For the last decade, year-on-year the payments industry has predicted the shift of mobile payments to the mainstream.
The fact that the uptake of mobile financial services is finally experiencing a global surge is no longer under debate, however some regions are more equipped to rollout widespread engagement initiatives than others.
Enter Latin America, where countries like Peru, Costa Rica, Mexico and Brazil are all taking measures to ensure the interoperability of their payments systems by leveraging the mobile device as a means of reducing the heavy reliance on cash.
As a BRIC country, Brazil is one of the fastest growing payments markets in the world, with the most developed card market in Latin America and boasting 70% of the total ecommerce transactions in the region.

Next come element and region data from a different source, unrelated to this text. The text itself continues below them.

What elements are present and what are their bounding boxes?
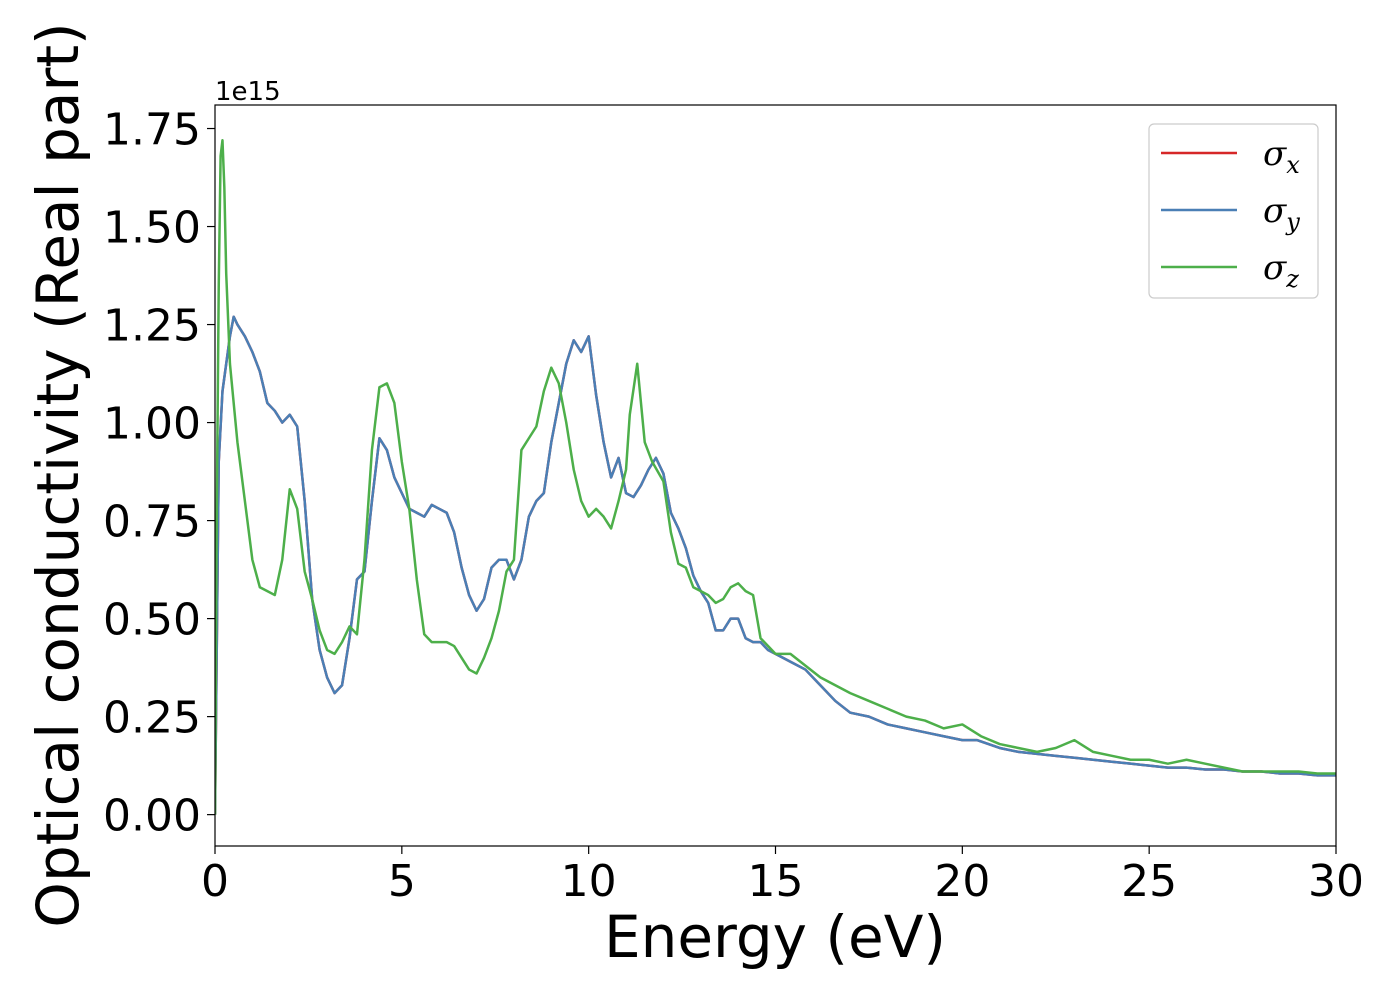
series-line-z	[215, 139, 1336, 815]
x-tick-label: 30	[1308, 856, 1364, 907]
y-tick-label: 1.25	[103, 301, 201, 352]
y-tick-label: 0.75	[103, 497, 201, 548]
series-line-y	[215, 315, 1336, 815]
legend-subscript: y	[1285, 208, 1300, 236]
y-axis-label: Optical conductivity (Real part)	[24, 22, 92, 927]
legend-symbol: σ	[1263, 134, 1287, 174]
legend-subscript: x	[1286, 151, 1300, 179]
x-tick-label: 25	[1121, 856, 1177, 907]
y-tick-label: 0.25	[103, 693, 201, 744]
x-axis: 0 5 10 15 20 25 30	[201, 846, 1364, 907]
y-axis: 0.00 0.25 0.50 0.75 1.00 1.25 1.50 1.75	[103, 105, 215, 842]
y-tick-label: 1.00	[103, 399, 201, 450]
y-offset-label: 1e15	[215, 77, 281, 107]
x-tick-label: 15	[748, 856, 804, 907]
x-axis-label: Energy (eV)	[604, 903, 946, 971]
legend-label-x: σx	[1263, 134, 1300, 179]
y-tick-label: 0.00	[103, 791, 201, 842]
x-tick-label: 10	[561, 856, 617, 907]
legend-subscript: z	[1285, 265, 1299, 293]
x-tick-label: 20	[934, 856, 990, 907]
legend-symbol: σ	[1263, 248, 1287, 288]
x-tick-label: 5	[388, 856, 416, 907]
y-tick-label: 1.75	[103, 105, 201, 156]
y-tick-label: 1.50	[103, 203, 201, 254]
legend-label-z: σz	[1263, 248, 1299, 293]
legend-symbol: σ	[1263, 191, 1287, 231]
legend-label-y: σy	[1263, 191, 1300, 236]
series-layer	[215, 139, 1336, 815]
x-tick-label: 0	[201, 856, 229, 907]
y-tick-label: 0.50	[103, 595, 201, 646]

While the government has been actively involved in financial inclusion initiatives, there is still a high population of unbanked consumers at 65 million adults. According to Mercator Advisory Group, more than 40% of the country’s population is currently under the age of 24 and it has the sixth largest population in the world. Though still technically falling under the developing country status, this combination of factors, twinned with a growing economy and relatively new technology infrastructure, makes Brazil an exciting contender in the payments market.
There are more mobile phones in Brazil than people, with 272.4 million subscriptions amongst a population of 199 million (Anatel/Teleco) making it the fourth largest mobile market in the world (GSMA). Despite the extensive mobile device penetration and substantial unbanked population, mobile payments have been relatively slow to catch on.

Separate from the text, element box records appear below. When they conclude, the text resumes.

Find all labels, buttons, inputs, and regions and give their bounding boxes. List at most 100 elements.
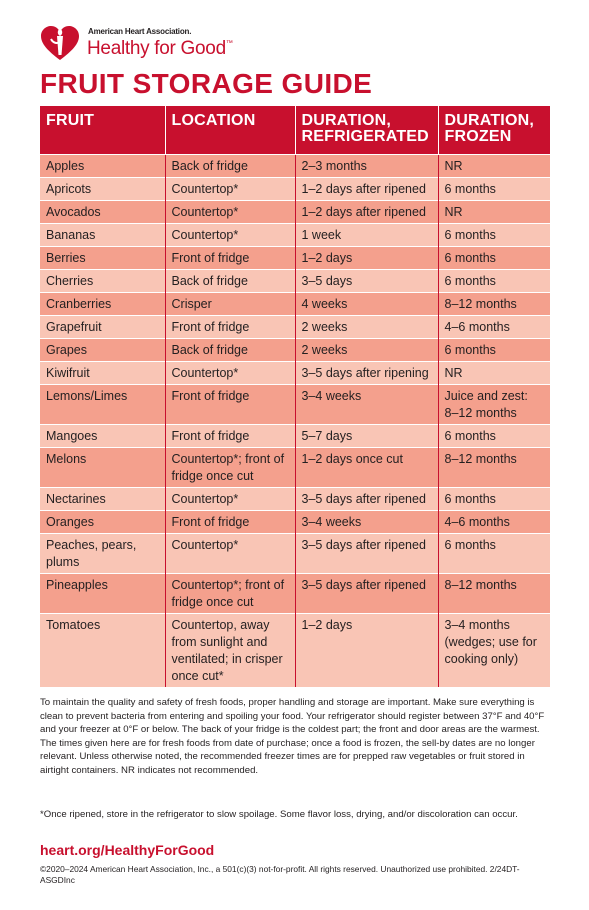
cell-refrigerated: 5–7 days: [294, 424, 438, 448]
table-row: Berries Front of fridge 1–2 days 6 months: [40, 246, 550, 270]
cell-refrigerated: 3–5 days after ripened: [294, 487, 438, 511]
cell-refrigerated: 3–4 weeks: [294, 510, 438, 534]
cell-location: Countertop, away from sunlight and venti…: [164, 613, 295, 687]
table-row: Cranberries Crisper 4 weeks 8–12 months: [40, 292, 550, 316]
header-fruit: FRUIT: [40, 106, 165, 155]
cell-fruit: Grapefruit: [40, 315, 165, 339]
cell-location: Front of fridge: [164, 510, 295, 534]
cell-location: Front of fridge: [164, 315, 295, 339]
cell-fruit: Apricots: [40, 177, 165, 201]
cell-frozen: 6 months: [437, 487, 550, 511]
table-row: Grapes Back of fridge 2 weeks 6 months: [40, 338, 550, 362]
cell-refrigerated: 1–2 days: [294, 246, 438, 270]
cell-frozen: 6 months: [437, 177, 550, 201]
cell-frozen: 6 months: [437, 246, 550, 270]
cell-location: Back of fridge: [164, 338, 295, 362]
cell-fruit: Bananas: [40, 223, 165, 247]
cell-location: Back of fridge: [164, 269, 295, 293]
cell-location: Countertop*: [164, 200, 295, 224]
cell-frozen: 8–12 months: [437, 292, 550, 316]
header-refrigerated: DURATION, REFRIGERATED: [294, 106, 438, 155]
cell-fruit: Avocados: [40, 200, 165, 224]
cell-refrigerated: 3–5 days after ripened: [294, 573, 438, 614]
cell-refrigerated: 1–2 days: [294, 613, 438, 687]
brand-name: Healthy for Good™: [87, 38, 233, 59]
table-row: Apricots Countertop* 1–2 days after ripene…: [40, 177, 550, 201]
cell-location: Countertop*; front of fridge once cut: [164, 447, 295, 488]
cell-refrigerated: 2 weeks: [294, 315, 438, 339]
table-row: Mangoes Front of fridge 5–7 days 6 months: [40, 424, 550, 448]
cell-fruit: Peaches, pears, plums: [40, 533, 165, 574]
cell-frozen: Juice and zest: 8–12 months: [437, 384, 550, 425]
org-name: American Heart Association.: [88, 27, 192, 36]
storage-note: To maintain the quality and safety of fr…: [40, 697, 545, 776]
cell-refrigerated: 4 weeks: [294, 292, 438, 316]
cell-fruit: Mangoes: [40, 424, 165, 448]
table-row: Melons Countertop*; front of fridge once …: [40, 447, 550, 488]
table-row: Tomatoes Countertop, away from sunlight a…: [40, 613, 550, 687]
cell-refrigerated: 2 weeks: [294, 338, 438, 362]
table-row: Peaches, pears, plums Countertop* 3–5 days…: [40, 533, 550, 574]
cell-frozen: NR: [437, 200, 550, 224]
website-link[interactable]: heart.org/HealthyForGood: [40, 842, 215, 858]
cell-frozen: 6 months: [437, 338, 550, 362]
copyright: ©2020–2024 American Heart Association, I…: [40, 864, 520, 885]
cell-refrigerated: 3–5 days after ripened: [294, 533, 438, 574]
table-row: Cherries Back of fridge 3–5 days 6 months: [40, 269, 550, 293]
cell-refrigerated: 1 week: [294, 223, 438, 247]
cell-fruit: Melons: [40, 447, 165, 488]
cell-frozen: NR: [437, 361, 550, 385]
cell-frozen: 6 months: [437, 424, 550, 448]
table-row: Avocados Countertop* 1–2 days after ripene…: [40, 200, 550, 224]
cell-fruit: Tomatoes: [40, 613, 165, 687]
cell-location: Countertop*: [164, 533, 295, 574]
table-row: Grapefruit Front of fridge 2 weeks 4–6 mont…: [40, 315, 550, 339]
page-title: FRUIT STORAGE GUIDE: [40, 68, 373, 99]
cell-fruit: Berries: [40, 246, 165, 270]
cell-fruit: Pineapples: [40, 573, 165, 614]
cell-location: Countertop*: [164, 487, 295, 511]
cell-refrigerated: 3–5 days: [294, 269, 438, 293]
header-frozen: DURATION, FROZEN: [437, 106, 550, 155]
cell-refrigerated: 3–5 days after ripening: [294, 361, 438, 385]
cell-location: Front of fridge: [164, 384, 295, 425]
cell-fruit: Grapes: [40, 338, 165, 362]
cell-refrigerated: 1–2 days after ripened: [294, 177, 438, 201]
cell-refrigerated: 2–3 months: [294, 154, 438, 178]
cell-fruit: Oranges: [40, 510, 165, 534]
cell-location: Front of fridge: [164, 246, 295, 270]
cell-fruit: Cherries: [40, 269, 165, 293]
cell-frozen: 8–12 months: [437, 447, 550, 488]
cell-fruit: Nectarines: [40, 487, 165, 511]
cell-refrigerated: 3–4 weeks: [294, 384, 438, 425]
cell-frozen: 6 months: [437, 269, 550, 293]
cell-fruit: Lemons/Limes: [40, 384, 165, 425]
cell-frozen: NR: [437, 154, 550, 178]
table-row: Apples Back of fridge 2–3 months NR: [40, 154, 550, 178]
cell-location: Crisper: [164, 292, 295, 316]
footnote: *Once ripened, store in the refrigerator…: [40, 809, 518, 820]
table-row: Kiwifruit Countertop* 3–5 days after ripen…: [40, 361, 550, 385]
table-header-row: FRUIT LOCATION DURATION, REFRIGERATED DUR…: [40, 106, 550, 155]
table-row: Bananas Countertop* 1 week 6 months: [40, 223, 550, 247]
cell-frozen: 6 months: [437, 223, 550, 247]
cell-location: Countertop*: [164, 177, 295, 201]
table-row: Nectarines Countertop* 3–5 days after ripe…: [40, 487, 550, 511]
cell-location: Back of fridge: [164, 154, 295, 178]
trademark-mark: ™: [225, 40, 233, 47]
cell-refrigerated: 1–2 days after ripened: [294, 200, 438, 224]
fruit-storage-table: FRUIT LOCATION DURATION, REFRIGERATED DUR…: [40, 106, 550, 687]
cell-frozen: 8–12 months: [437, 573, 550, 614]
table-row: Lemons/Limes Front of fridge 3–4 weeks Juic…: [40, 384, 550, 425]
heart-torch-icon: [41, 26, 79, 60]
cell-frozen: 4–6 months: [437, 315, 550, 339]
cell-frozen: 3–4 months (wedges; use for cooking only…: [437, 613, 550, 687]
cell-fruit: Kiwifruit: [40, 361, 165, 385]
table-row: Oranges Front of fridge 3–4 weeks 4–6 month…: [40, 510, 550, 534]
table-row: Pineapples Countertop*; front of fridge o…: [40, 573, 550, 614]
cell-fruit: Apples: [40, 154, 165, 178]
cell-location: Countertop*: [164, 223, 295, 247]
cell-location: Countertop*; front of fridge once cut: [164, 573, 295, 614]
brand-logo: American Heart Association. Healthy for …: [40, 24, 240, 64]
cell-refrigerated: 1–2 days once cut: [294, 447, 438, 488]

This is all set to change in the next couple of years. While the payments landscape has been likened to that of Kenya pre-MPesa, Brazil has a set of unique qualities that could lead to it taking the mantle in leading the mobile banking space.
Aside from a young, tech savvy population and increasingly favorable economic conditions, Brazil also boasts new regulations that encourage competition within the mobile payments space (for both mobile providers and payment services providers); creating a system of interoperability with the fees and commissions carefully overseen by the Central Bank. Add to the equation that smartphones outsold feature phones for the first time in 2013, and that Visa is pushing contactless technology for the 2016 Olympic games, and Brazil is looking set to take a very different route into the widespread adoption of mobile payments than Kenya.

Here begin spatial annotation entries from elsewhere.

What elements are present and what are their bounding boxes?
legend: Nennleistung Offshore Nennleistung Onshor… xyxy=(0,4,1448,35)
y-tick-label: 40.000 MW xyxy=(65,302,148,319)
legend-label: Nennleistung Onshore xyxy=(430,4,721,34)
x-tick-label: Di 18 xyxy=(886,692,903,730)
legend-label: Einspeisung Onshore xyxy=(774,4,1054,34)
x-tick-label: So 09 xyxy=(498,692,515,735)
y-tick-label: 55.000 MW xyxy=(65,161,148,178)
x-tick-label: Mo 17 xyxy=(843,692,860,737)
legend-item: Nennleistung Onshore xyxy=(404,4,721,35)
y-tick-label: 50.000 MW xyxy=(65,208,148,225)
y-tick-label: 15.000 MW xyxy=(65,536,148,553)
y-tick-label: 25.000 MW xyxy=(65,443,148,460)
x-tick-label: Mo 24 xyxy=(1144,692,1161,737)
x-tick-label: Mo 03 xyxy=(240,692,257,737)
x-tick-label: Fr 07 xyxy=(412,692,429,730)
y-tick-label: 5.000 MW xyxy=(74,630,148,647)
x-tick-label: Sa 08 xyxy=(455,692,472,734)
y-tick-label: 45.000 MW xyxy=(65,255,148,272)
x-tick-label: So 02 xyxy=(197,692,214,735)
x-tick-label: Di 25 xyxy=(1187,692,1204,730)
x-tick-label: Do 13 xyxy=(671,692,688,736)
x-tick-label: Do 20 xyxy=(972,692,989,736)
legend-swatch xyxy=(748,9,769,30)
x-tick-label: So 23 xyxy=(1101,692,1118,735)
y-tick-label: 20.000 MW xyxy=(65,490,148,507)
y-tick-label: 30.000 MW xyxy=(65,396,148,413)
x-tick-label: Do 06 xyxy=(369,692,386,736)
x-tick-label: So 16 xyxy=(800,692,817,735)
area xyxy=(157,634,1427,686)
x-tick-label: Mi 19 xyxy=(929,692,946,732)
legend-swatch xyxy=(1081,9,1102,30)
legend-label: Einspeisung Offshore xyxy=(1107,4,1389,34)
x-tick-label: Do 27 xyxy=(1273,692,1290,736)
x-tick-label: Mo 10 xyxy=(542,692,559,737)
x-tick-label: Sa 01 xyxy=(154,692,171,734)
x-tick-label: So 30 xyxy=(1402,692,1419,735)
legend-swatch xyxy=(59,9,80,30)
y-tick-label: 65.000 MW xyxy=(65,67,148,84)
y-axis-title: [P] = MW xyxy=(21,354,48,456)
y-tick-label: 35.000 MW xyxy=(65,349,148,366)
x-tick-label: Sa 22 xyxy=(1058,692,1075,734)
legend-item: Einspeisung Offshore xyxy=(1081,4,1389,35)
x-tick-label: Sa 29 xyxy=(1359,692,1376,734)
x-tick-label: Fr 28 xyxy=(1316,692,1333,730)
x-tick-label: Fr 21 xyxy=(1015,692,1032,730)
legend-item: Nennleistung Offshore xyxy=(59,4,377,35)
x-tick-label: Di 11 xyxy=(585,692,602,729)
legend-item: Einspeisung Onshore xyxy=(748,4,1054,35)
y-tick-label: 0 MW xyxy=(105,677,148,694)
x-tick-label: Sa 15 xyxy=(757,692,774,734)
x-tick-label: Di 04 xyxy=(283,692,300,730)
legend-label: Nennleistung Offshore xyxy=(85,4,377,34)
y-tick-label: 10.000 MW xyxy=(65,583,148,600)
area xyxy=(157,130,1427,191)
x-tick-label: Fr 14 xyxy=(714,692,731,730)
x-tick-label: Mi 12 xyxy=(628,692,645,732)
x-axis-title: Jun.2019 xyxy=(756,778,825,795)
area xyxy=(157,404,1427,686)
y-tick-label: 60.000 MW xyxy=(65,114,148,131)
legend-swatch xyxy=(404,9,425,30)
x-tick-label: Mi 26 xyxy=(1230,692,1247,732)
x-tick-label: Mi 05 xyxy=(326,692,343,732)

The smartphone route into mobile adoption will undoubtedly see a slower penetration rate than the path of feature phones, as it is a much more costly initiative and will rely on merchant uptake. However, there has been a heavy emphasis on NFC and contactless in the region, with the rollout of numerous pilot projects and this is set to continue.
This ongoing concerted effort between different players in the mobile payments space to make the infrastructure primed for large scale consumer acceptance means that the future of payments in Brazil could be much more weighted towards the mobile than any other payment method. When it comes to mobile, it is not a question of if, but when, and Brazil is undoubtedly the country to watch.